POST
/
evals
Create eval
curl --request POST \
  --url https://api.openai.com/v1/evals \
  --header 'Authorization: Bearer <token>' \
  --header 'Content-Type: application/json' \
  --data '{
  "name": "<string>",
  "metadata": {},
  "data_source_config": {
    "type": "custom",
    "item_schema": "{\n  \"type\": \"object\",\n  \"properties\": {\n    \"name\": {\"type\": \"string\"},\n    \"age\": {\"type\": \"integer\"}\n  },\n  \"required\": [\"name\", \"age\"]\n}\n",
    "include_sample_schema": false
  },
  "testing_criteria": [
    {
      "type": "label_model",
      "name": "<string>",
      "model": "<string>",
      "input": [
        {
          "role": "<string>",
          "content": "<string>"
        }
      ],
      "labels": [
        "<string>"
      ],
      "passing_labels": [
        "<string>"
      ]
    }
  ],
  "share_with_openai": false
}'
{
  "object": "eval",
  "id": "<string>",
  "name": "Chatbot effectiveness Evaluation",
  "data_source_config": {
    "type": "custom",
    "schema": "{\n  \"type\": \"object\",\n  \"properties\": {\n    \"item\": {\n      \"type\": \"object\",\n      \"properties\": {\n        \"label\": {\"type\": \"string\"},\n      },\n      \"required\": [\"label\"]\n    }\n  },\n  \"required\": [\"item\"]\n}\n"
  },
  "testing_criteria": "eval",
  "created_at": 123,
  "metadata": {},
  "share_with_openai": true
}

Authorizations

Authorization
string
header
required

Bearer authentication header of the form Bearer <token>, where <token> is your auth token.

Body

application/json
data_source_config
object
required

The configuration for the data source used for the evaluation runs. A CustomDataSourceConfig object that defines the schema for the data source used for the evaluation runs. This schema is used to define the shape of the data that will be:

  • Used to define your testing criteria and
  • What data is required when creating a run
testing_criteria
(LabelModelGrader · object | StringCheckGrader · object | TextSimilarityGrader · object)[]
required

A list of graders for all eval runs in this group.

name
string

The name of the evaluation.

metadata
object | null

Set of 16 key-value pairs that can be attached to an object. This can be useful for storing additional information about the object in a structured format, and querying for objects via API or the dashboard.

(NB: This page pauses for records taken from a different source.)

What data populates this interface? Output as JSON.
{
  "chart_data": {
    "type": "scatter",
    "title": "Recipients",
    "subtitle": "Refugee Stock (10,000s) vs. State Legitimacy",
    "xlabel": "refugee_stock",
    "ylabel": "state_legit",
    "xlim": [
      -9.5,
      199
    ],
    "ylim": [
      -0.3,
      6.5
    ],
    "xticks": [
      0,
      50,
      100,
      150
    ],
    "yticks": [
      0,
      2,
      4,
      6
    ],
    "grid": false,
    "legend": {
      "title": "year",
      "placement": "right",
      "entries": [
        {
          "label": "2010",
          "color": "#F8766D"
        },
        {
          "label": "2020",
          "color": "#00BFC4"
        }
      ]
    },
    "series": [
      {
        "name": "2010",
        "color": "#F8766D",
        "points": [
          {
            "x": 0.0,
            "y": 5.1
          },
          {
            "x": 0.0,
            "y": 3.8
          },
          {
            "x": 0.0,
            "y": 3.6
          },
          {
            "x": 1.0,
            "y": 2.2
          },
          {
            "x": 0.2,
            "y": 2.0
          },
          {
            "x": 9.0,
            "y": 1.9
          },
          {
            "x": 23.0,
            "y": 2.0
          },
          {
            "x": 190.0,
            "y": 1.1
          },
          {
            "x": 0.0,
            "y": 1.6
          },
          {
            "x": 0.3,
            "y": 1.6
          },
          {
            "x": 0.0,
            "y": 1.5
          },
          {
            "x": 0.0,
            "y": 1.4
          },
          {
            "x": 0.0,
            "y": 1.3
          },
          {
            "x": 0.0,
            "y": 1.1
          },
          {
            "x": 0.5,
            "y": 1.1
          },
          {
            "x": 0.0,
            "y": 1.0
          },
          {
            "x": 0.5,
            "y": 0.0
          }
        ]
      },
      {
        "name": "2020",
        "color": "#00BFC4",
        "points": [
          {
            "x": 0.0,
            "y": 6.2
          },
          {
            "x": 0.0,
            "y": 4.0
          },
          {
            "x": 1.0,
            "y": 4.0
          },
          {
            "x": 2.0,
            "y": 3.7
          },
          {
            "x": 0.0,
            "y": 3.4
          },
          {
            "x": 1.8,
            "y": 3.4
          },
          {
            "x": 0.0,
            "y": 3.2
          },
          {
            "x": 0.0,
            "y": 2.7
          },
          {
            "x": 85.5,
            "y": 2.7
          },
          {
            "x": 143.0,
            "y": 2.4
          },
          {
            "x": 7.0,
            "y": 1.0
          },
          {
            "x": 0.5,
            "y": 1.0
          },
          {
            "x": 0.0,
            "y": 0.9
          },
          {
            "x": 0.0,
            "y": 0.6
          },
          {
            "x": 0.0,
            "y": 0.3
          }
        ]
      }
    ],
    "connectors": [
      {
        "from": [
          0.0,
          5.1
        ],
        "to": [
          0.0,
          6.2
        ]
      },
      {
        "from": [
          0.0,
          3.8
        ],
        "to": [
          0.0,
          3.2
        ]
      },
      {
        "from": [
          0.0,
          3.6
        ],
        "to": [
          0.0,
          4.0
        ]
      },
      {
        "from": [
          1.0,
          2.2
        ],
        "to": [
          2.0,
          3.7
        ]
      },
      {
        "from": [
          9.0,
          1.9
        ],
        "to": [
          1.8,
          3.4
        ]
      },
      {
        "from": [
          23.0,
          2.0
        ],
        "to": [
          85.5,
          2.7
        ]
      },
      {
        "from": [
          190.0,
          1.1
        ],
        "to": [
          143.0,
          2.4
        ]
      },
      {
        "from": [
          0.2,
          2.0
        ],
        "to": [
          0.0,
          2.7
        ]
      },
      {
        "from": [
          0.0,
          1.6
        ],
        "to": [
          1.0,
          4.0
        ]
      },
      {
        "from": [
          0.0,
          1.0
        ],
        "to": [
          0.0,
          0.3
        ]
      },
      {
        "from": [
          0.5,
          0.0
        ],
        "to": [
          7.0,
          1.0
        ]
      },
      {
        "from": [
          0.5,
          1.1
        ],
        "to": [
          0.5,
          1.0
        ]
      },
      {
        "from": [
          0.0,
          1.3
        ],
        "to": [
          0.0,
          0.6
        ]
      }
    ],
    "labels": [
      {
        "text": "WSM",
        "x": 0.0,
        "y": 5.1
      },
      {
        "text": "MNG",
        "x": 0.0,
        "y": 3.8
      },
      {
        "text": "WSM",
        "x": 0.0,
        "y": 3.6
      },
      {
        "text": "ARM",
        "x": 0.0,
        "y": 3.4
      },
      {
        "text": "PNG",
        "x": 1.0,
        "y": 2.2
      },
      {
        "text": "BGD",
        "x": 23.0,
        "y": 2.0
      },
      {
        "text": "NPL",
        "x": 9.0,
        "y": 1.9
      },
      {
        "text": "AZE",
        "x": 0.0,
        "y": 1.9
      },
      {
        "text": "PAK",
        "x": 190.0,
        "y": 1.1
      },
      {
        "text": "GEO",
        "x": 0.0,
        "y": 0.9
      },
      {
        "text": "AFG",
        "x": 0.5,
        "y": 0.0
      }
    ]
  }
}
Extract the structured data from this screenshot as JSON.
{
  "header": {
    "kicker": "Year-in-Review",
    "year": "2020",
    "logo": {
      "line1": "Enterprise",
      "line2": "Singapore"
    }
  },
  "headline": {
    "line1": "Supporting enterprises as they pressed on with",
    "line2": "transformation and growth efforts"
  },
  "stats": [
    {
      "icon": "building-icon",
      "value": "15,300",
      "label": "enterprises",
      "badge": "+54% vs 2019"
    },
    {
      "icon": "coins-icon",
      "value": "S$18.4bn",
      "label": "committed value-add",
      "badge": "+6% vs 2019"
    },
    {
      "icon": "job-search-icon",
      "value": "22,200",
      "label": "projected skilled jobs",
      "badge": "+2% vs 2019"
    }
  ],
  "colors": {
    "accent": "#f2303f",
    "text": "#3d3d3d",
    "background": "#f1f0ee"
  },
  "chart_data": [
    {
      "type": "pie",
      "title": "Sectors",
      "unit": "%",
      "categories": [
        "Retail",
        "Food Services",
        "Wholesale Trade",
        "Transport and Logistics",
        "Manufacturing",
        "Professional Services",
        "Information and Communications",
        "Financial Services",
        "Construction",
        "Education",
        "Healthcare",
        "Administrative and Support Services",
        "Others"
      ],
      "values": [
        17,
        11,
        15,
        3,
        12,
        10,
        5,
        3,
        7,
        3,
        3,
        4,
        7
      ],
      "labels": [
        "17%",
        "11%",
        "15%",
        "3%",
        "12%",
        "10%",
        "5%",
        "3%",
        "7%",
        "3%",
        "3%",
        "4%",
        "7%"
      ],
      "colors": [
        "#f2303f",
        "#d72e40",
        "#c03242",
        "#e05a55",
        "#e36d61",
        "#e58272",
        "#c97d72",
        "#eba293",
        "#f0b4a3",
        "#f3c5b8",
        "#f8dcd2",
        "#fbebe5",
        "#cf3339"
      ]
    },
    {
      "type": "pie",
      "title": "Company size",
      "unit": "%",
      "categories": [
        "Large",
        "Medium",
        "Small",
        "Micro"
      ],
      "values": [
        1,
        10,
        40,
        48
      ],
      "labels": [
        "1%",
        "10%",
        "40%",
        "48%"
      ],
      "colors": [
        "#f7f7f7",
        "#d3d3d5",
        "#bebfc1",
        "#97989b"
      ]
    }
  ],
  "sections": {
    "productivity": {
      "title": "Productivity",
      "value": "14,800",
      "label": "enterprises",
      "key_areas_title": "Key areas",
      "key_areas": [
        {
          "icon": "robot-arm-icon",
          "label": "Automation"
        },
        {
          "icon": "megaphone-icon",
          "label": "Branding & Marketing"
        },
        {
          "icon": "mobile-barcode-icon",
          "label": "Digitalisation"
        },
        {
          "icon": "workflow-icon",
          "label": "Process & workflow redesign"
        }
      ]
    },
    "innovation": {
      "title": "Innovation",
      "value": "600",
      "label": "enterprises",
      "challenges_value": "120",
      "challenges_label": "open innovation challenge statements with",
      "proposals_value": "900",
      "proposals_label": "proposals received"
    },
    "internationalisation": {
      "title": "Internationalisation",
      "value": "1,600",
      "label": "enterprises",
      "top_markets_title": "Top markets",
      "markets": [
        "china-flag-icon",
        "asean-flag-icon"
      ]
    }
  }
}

Keys are strings with a maximum length of 64 characters. Values are strings with a maximum length of 512 characters.

share_with_openai
boolean
default:false

Indicates whether the evaluation is shared with OpenAI.

Response

201 - application/json

OK

An Eval object with a data source config and testing criteria. An Eval represents a task to be done for your LLM integration. Like:

  • Improve the quality of my chatbot
  • See how well my chatbot handles customer support
  • Check if o3-mini is better at my usecase than gpt-4o
object
enum<string>
default:eval
required

The object type.

Available options:
eval
id
string
required

Unique identifier for the evaluation.

name
string
required

The name of the evaluation.

Example:

"Chatbot effectiveness Evaluation"

data_source_config
object
required

Configuration of data sources used in runs of the evaluation. A CustomDataSourceConfig which specifies the schema of your item and optionally sample namespaces. The response schema defines the shape of the data that will be:

  • Used to define your testing criteria and
  • What data is required when creating a run
testing_criteria
(LabelModelGrader · object | StringCheckGrader · object | TextSimilarityGrader · object)[]
required

A list of testing criteria.

created_at
integer
required

The Unix timestamp (in seconds) for when the eval was created.

metadata
object | null
required

Set of 16 key-value pairs that can be attached to an object. This can be useful for storing additional information about the object in a structured format, and querying for objects via API or the dashboard.

Keys are strings with a maximum length of 64 characters. Values are strings with a maximum length of 512 characters.

share_with_openai
boolean
required

Indicates whether the evaluation is shared with OpenAI.